Ahmet Eraydın ve Yanılsama Romanı Üzerine

Ahmet Eraydın Bandırma doğumlu yazarımız  edindiğim bilgilere göre İstanbul'da ve  5-6 yıldır Erdek'te ikamet ediyor.
Son kitabı "YANILSAMA" romanı, İkinci Adam yayınlarında çıktı. Takunyacıoğlu'nun tavsiyesiyle okuduğum ilk romanı 12 Eylül darbe günlerinde geçen Pirina'dan sonra, ikinci kez  bir Eraydın buluşması oldu. 

*
 Gençlik ve öncesi ilkçocukluğumuzda hele kütüphanesi olmayan kasabalarda çocukluğunu geçirenlerin özlemi öncelikle okuyacak bir "şey" bulmaktı.Yılbaşlarında geleneksel olarak alınan Saatli Maarif Takvimlerini gelir gelmez tamamını okuduğumu hatırlıyorum.

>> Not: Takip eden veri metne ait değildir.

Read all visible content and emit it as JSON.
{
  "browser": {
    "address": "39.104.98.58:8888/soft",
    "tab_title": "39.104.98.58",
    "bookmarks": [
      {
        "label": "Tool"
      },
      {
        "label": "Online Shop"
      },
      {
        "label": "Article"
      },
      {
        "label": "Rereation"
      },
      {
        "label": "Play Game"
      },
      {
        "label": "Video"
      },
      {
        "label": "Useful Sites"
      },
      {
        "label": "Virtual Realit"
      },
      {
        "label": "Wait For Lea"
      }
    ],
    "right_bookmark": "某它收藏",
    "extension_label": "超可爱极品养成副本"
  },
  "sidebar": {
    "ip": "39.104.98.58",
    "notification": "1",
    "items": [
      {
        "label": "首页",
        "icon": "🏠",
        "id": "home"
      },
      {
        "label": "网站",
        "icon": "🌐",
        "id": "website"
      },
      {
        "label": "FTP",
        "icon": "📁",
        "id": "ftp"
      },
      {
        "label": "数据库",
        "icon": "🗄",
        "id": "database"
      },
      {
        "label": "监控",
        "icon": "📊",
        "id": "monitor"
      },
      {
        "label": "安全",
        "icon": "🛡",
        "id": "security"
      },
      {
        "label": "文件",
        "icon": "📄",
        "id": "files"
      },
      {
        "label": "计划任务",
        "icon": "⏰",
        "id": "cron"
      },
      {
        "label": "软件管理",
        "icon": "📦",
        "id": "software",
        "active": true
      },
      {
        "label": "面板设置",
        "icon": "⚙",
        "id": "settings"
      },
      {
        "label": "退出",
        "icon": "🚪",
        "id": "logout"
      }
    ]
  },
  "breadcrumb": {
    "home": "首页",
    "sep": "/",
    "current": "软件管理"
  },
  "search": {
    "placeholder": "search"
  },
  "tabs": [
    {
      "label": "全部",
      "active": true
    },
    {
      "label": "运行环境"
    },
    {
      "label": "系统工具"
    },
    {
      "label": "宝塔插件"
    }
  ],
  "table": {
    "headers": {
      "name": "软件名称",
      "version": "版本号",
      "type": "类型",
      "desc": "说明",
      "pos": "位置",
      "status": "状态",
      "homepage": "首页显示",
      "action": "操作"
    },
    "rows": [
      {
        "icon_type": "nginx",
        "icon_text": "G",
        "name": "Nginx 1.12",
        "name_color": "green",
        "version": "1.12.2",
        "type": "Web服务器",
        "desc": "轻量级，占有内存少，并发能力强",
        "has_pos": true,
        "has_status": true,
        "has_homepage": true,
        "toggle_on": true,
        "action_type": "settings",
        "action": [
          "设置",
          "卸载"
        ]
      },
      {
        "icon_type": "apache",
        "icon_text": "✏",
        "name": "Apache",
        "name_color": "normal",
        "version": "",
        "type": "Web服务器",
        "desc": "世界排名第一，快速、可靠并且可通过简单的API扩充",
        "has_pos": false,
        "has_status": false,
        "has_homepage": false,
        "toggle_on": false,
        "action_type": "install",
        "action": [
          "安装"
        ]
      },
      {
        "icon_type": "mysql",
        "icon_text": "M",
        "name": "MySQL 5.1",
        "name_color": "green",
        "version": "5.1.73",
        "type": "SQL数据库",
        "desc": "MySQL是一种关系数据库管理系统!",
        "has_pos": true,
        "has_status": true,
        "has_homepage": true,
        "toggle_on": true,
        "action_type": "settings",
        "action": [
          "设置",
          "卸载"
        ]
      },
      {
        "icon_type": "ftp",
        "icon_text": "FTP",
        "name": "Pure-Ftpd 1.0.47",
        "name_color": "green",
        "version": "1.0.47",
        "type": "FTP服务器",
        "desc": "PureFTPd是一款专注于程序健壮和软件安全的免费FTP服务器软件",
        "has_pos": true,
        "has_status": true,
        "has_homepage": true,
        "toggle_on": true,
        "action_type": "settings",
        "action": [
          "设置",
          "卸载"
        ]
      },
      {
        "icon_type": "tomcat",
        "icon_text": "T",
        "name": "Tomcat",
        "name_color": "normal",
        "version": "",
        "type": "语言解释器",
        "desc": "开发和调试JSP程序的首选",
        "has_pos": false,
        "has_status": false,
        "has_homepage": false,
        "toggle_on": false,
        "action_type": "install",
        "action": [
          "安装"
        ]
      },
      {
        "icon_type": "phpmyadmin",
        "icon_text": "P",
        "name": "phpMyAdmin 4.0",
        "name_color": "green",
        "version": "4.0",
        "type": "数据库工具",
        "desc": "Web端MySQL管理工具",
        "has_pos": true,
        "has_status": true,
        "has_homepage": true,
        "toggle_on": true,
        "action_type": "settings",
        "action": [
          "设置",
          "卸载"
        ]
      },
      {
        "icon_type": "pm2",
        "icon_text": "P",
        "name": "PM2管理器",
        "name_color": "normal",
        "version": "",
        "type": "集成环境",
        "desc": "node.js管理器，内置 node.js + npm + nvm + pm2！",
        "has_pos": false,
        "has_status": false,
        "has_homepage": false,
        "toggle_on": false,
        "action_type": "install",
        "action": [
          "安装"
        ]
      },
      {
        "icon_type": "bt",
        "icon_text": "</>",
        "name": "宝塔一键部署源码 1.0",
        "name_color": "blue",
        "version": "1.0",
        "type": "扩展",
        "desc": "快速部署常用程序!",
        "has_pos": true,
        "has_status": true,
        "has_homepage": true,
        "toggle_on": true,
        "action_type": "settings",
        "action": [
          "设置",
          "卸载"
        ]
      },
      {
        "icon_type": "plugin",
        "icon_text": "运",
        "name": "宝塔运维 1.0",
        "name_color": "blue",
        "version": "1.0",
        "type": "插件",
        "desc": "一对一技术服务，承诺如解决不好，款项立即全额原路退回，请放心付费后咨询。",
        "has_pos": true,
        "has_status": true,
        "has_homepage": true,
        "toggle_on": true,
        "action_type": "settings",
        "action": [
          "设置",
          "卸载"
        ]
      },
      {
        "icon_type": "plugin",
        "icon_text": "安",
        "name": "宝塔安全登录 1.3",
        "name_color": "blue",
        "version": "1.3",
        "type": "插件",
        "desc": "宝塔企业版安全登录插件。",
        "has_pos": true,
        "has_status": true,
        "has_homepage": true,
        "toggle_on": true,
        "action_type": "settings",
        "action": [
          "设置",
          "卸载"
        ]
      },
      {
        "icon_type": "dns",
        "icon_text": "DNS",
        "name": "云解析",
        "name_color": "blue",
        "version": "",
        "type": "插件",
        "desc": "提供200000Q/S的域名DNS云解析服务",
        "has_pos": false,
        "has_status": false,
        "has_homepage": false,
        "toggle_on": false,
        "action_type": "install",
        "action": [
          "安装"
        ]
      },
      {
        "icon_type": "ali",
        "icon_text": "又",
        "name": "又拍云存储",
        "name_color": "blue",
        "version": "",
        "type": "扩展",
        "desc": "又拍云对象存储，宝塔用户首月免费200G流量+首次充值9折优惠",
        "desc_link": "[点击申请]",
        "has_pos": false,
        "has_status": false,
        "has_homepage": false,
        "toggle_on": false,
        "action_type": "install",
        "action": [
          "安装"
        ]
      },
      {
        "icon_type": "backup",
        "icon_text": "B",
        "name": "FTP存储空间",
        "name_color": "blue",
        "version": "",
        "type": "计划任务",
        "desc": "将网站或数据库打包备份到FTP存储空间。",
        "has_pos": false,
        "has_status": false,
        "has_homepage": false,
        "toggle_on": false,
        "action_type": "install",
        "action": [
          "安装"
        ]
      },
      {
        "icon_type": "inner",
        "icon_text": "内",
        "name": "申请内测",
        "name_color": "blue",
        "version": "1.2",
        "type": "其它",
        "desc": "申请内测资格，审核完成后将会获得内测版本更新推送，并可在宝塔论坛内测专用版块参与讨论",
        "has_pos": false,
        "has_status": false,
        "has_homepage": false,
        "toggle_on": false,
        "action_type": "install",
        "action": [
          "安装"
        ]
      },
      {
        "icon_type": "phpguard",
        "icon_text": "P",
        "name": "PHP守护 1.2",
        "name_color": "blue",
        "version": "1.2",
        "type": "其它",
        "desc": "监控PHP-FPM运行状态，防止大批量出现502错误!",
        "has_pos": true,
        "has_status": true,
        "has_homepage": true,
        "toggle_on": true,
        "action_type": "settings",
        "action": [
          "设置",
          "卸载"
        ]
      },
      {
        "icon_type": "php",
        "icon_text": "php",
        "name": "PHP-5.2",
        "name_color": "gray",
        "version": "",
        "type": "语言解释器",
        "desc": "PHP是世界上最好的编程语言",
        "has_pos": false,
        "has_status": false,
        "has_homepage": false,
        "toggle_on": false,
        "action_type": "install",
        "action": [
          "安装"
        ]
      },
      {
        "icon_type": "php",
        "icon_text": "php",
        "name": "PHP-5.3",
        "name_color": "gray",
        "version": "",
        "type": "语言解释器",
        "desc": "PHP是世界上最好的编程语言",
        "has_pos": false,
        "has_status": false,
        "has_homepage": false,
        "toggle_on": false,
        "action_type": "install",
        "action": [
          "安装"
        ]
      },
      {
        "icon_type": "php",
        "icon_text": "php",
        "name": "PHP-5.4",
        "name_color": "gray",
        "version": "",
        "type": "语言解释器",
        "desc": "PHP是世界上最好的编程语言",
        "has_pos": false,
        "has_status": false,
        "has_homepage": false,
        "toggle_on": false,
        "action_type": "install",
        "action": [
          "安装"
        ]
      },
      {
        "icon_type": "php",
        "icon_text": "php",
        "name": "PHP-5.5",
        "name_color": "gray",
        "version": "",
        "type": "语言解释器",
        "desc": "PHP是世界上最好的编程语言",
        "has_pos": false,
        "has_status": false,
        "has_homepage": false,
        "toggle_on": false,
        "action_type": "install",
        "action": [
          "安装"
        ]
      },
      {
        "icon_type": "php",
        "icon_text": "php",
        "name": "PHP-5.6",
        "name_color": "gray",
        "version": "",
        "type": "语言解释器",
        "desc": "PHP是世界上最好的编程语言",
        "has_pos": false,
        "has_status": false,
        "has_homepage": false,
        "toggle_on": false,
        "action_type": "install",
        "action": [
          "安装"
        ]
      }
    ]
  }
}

Zaman zaman dara düştüğünüzde bakkaldan kenarı maviye boyalı eski gazetelerden tutun gazeteden kesekağıtlarını okuyan bir nesil olarak şimdi maşallah okunacak kitaplar biriktikçe üzülmemek elde değil.. Bir yandan televizyon ,bilgisayar telefon, internet bilgi iletişim dünyası, sosyal medya derken onlarca okunması gereken kitaplar hüzünle bana bakarken heyecanla kapağını açtığım "Yanılsama" ile Ahmet Eraydın bilinçaltımı tetikleyen kurgusuyla neşter gibi vurdu geçti.

*
Ahmet Eraydın Pirina dan sonra ki iki kitabını kaçırmışım -şimdi geri döneceğim- ve belki yaş gurubu olarak Eraydın'la aynı zaman diliminde yaşananların yansıttığı ortak duyguların satırlara izdüşümünü okurken aldığım lezzet bundan kaynaklanıyordur. Bilmiyorum bir Z kuşağı roman okuyucusu (!) muhtemelen empati yapamayacaktır..  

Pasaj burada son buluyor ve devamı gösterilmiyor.